Milchgipfel
Am 30. Mai treffen sich Vertrteter der Wertschöpfungskette in Berlin zu einem Milchgipfel. Wer zu dem Treffen eingeladen wurde, wollte das Bundesagrarministerium auf Anfrage von agrarzeitung.de nicht mitteilen. Sicher scheint, dass der Deutschen Bauernverband, die Milchindustrie sowie der Lebensmittelhandel vertreten sein werden. Nach derzeitigem Stand nicht eingeladen wurden die Agrarminister der Bundesländer und der Bundesverband der Milchviehhalter (BdM). Damit hat Schmidt bisher offenbar nur Organisationen eingeladen, die politischen Eingriffen in den Milchmarkt kritisch gegenüberstehen. Befürworter einer Mengensteuergung wurden dagegen noch berücksichtigt.
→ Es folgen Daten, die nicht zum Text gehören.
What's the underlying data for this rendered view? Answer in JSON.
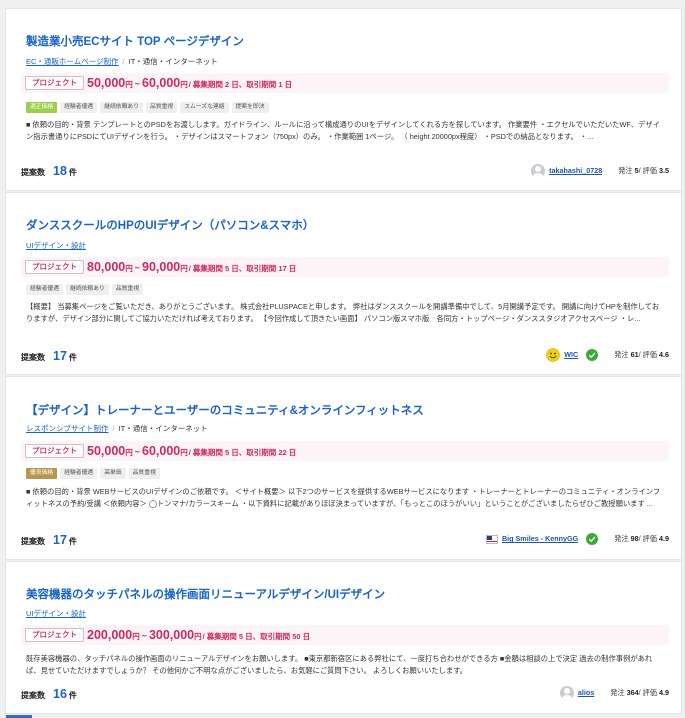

In dem Schreiben an die Kanzlerin verweisen die Agrarminister der Grünen auf die Situation auf dem Milchmarkt. Sie sehen einen Strukturbruch, der im ländlichen Raum und besonders in den Grünlandregionen tiefe Spuren hinterlassen werde. Als wirksame Gegenmaßnahme müsse in dieser Situation „energisch und wirksam insbesondere mit einer schnellen Reduzierung der Produktionsmenge" reagiert werden, heißt es in dem Schreiben. So sollten nationale und europäische Hilfsmaßnahmen an eine Reduzierung der Milchmenge gekoppelt werden. Freiwillige Maßnahmen der Marktpartner zur Mengenreduzierung sollten durch ein Bonusprogramm Milch, einem sogenannten „Drosselbonus" unterstützt werden, schlagen die Minister vor.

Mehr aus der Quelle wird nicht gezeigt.